Tiago Bastos s’adressait à des journalistes à sa sortie du tribunal correctionnel de Lisbonne, à l’issue de la troisième audience du procès de l’ancien administrateur de la Caixa Geral de Depósitos pour un délit de blanchiment d’argent, qui a pour précédent la fraude fiscale (un infraction déjà prescrite ), dans une affaire extraite et séparée de l’affaire Opération Marquês, dont l’ancien Premier ministre José Sócrates est le principal accusé.

Dans ce procès séparé dans lequel Vara est le seul accusé et est reconnu coupable d’un crime de blanchiment d’argent, le Parquet (MP) a demandé aujourd’hui, dans la phase des plaidoiries finales, la condamnation de l’accusé à une peine effective proche de trois ans en prison pour la pratique d’un délit de blanchiment d’argent.

Tiago Bastos ne s’est pas étonné de la sévérité de la sanction demandée par le député, affirmant que « chacun joue son rôle » et véhiculant l’idée que le député a toujours fait de Vara une cible privilégiée pour avoir exercé certaines fonctions (politiques, gouvernementales et bancaires ) , mais il a déclaré qu’il pensait que la punition demandée pour « ce qui était discuté » dans le procès était « franchement exagérée ».

« Cela ne convient pas au député, mais cela n’a pas d’importance, car ce sont les juges qui décident », a commenté l’avocat de la défense.

A l’instar de ce qu’il a affirmé à l’audience, Tiago Bastos a estimé que, pour « de nombreuses raisons », les hypothèses du crime de blanchiment d’argent ne sont pas réunies, et s’est dit confiant que le panel de juges, présidé par Rui Coelho, appliquera la loi. , compte tenu des arguments techniques et juridiques présentés par la défense, et non en raison d’une quelconque censure externe du processus qui est destiné à être mené contre l’ancien député socialiste.

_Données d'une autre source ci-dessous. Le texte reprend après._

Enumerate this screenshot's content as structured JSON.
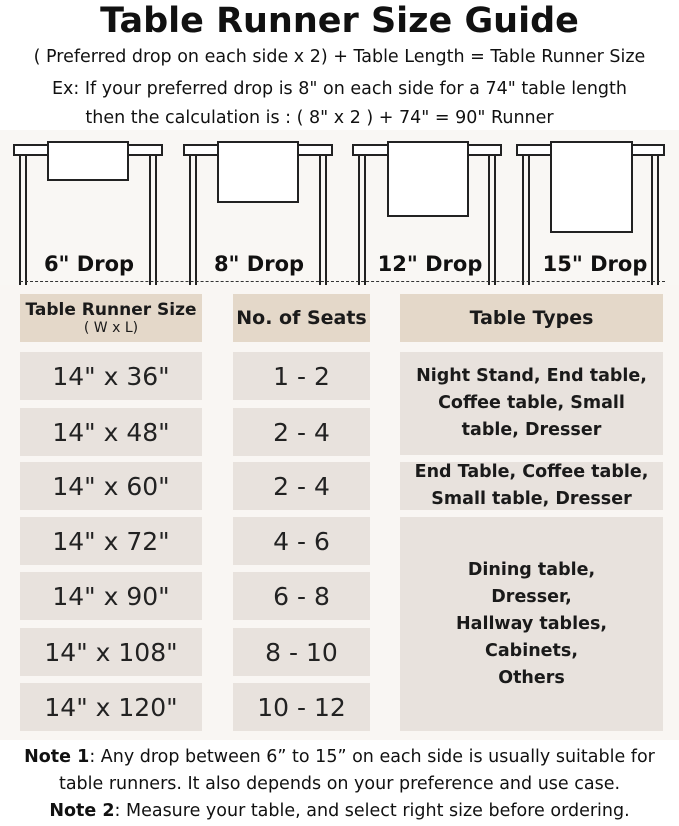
{
  "title": "Table Runner Size Guide",
  "formula": "( Preferred drop on each side x 2) + Table Length = Table Runner Size",
  "example_line1": "Ex: If your preferred drop is 8\" on each side for a 74\" table length",
  "example_line2": "then the calculation is : ( 8\" x 2 ) + 74\" = 90\" Runner",
  "drops": [
    {
      "label": "6\" Drop",
      "inches": 6
    },
    {
      "label": "8\" Drop",
      "inches": 8
    },
    {
      "label": "12\" Drop",
      "inches": 12
    },
    {
      "label": "15\" Drop",
      "inches": 15
    }
  ],
  "headers": {
    "size": "Table Runner Size",
    "size_sub": "( W x L)",
    "seats": "No. of Seats",
    "types": "Table Types"
  },
  "rows": [
    {
      "size": "14\" x 36\"",
      "seats": "1 - 2"
    },
    {
      "size": "14\" x 48\"",
      "seats": "2 - 4"
    },
    {
      "size": "14\" x 60\"",
      "seats": "2 - 4"
    },
    {
      "size": "14\" x 72\"",
      "seats": "4 - 6"
    },
    {
      "size": "14\" x 90\"",
      "seats": "6 - 8"
    },
    {
      "size": "14\" x 108\"",
      "seats": "8 - 10"
    },
    {
      "size": "14\" x 120\"",
      "seats": "10 - 12"
    }
  ],
  "table_types": [
    "Night Stand, End table, Coffee table, Small table, Dresser",
    "End Table, Coffee table, Small table, Dresser",
    "Dining table, Dresser, Hallway tables, Cabinets, Others"
  ],
  "notes": {
    "note1_label": "Note 1",
    "note1_text": ": Any drop between 6” to 15” on each side is usually suitable for",
    "note1_text2": "table runners. It also depends on your preference and use case.",
    "note2_label": "Note 2",
    "note2_text": ": Measure your table, and select right size before ordering."
  },
  "colors": {
    "header_cell": "#e4d8c9",
    "body_cell": "#e8e2dd",
    "background": "#f9f6f3"
  }
}
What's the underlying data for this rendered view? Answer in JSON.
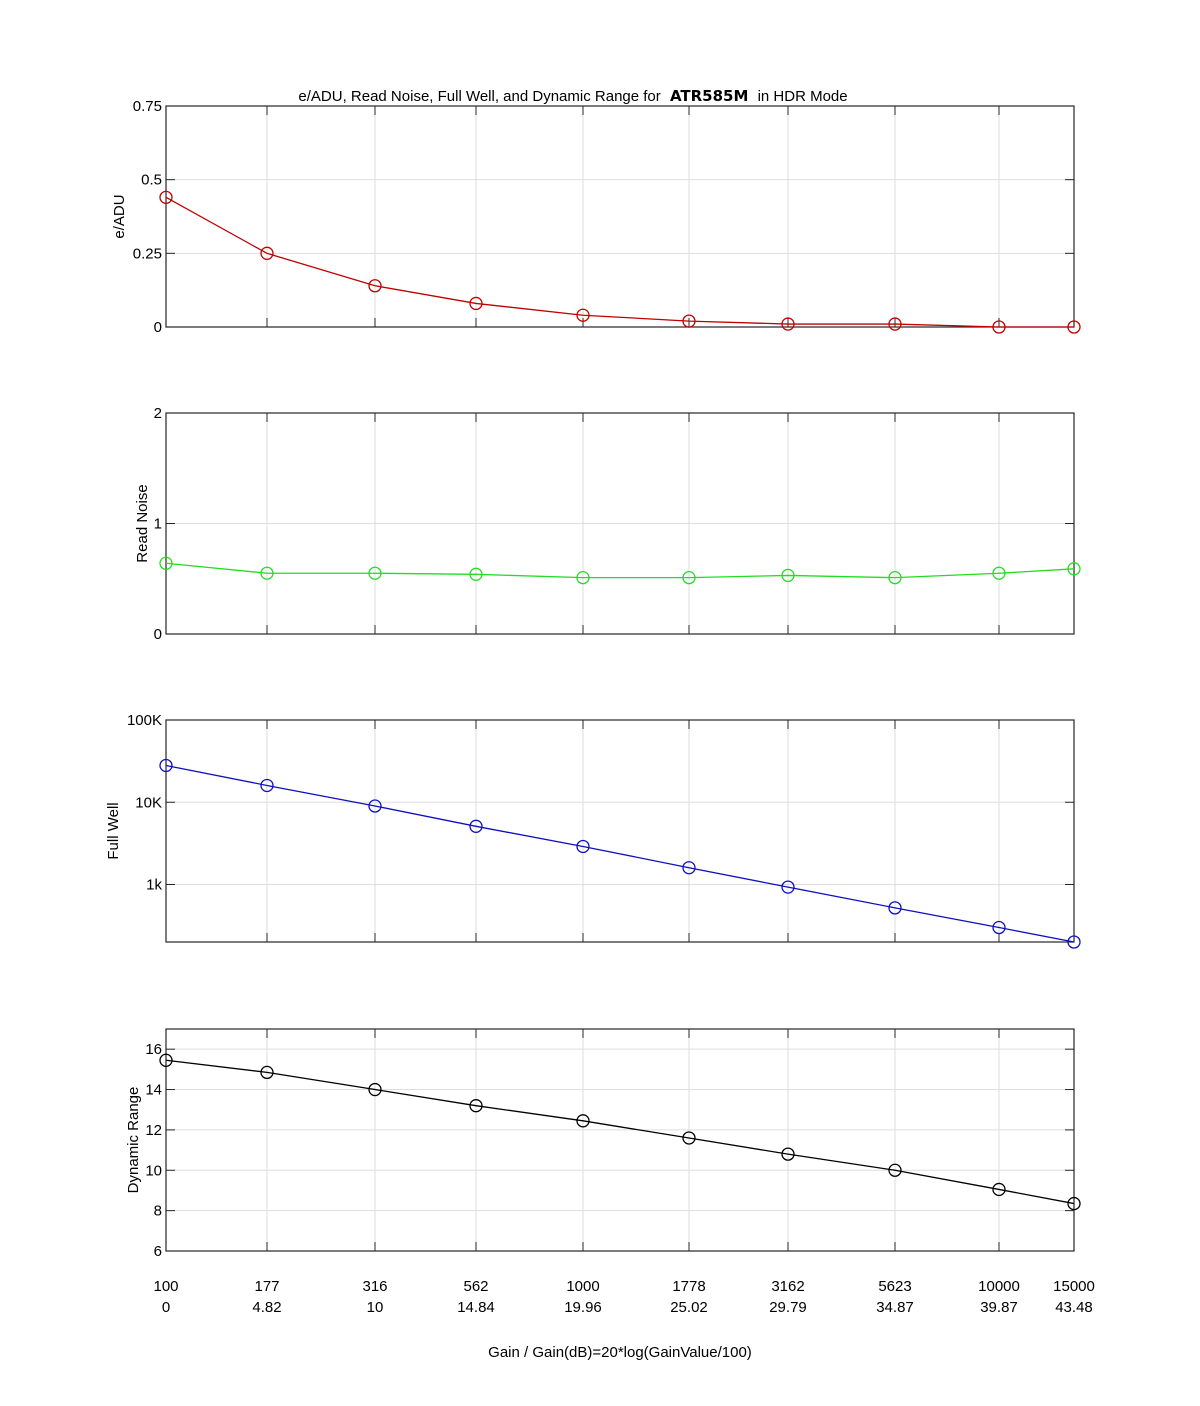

« Même si le délit fiscal précédent est avéré, il ne répond pas aux hypothèses du délit de blanchiment d’argent, qui n’a pas été conçu pour cette situation », a fait valoir Tiago Bastos lors de la séance du procès, rappelant que le blanchiment d’argent a commencé comme un crime créé pour trafic de drogue, d’armes et de terrorisme.

« Le tribunal devra acquitter l’accusé du délit de blanchiment dont il est accusé, mais, dans le cas contraire, il ne devra pas suivre la suggestion et les démarches du procureur », a souligné l’avocat, critiquant la « tendance (du député ) pour réduire le tout à une sanction pénale »

Dans les plaidoiries, le procureur Vítor Pinto, tenant compte du fait que le crime précédant celui de blanchiment d’argent était une fraude fiscale (déclarée prescrite par le juge d’instruction Ivo Rosa), a demandé au tribunal de condamner Armando Vara à « une peine qui ne peut être moins de deux ans et plus de trois ans », arguant que la peine devrait être « près de trois ans » de prison.

Le délit de blanchiment d’argent a un cadre pénal de deux à 12 ans et la fraude fiscale une limite maximale de trois ans, et c’est sur la base de ce dernier cadre pénal que le procureur a demandé une condamnation à une peine d’emprisonnement effective proche de cette limite.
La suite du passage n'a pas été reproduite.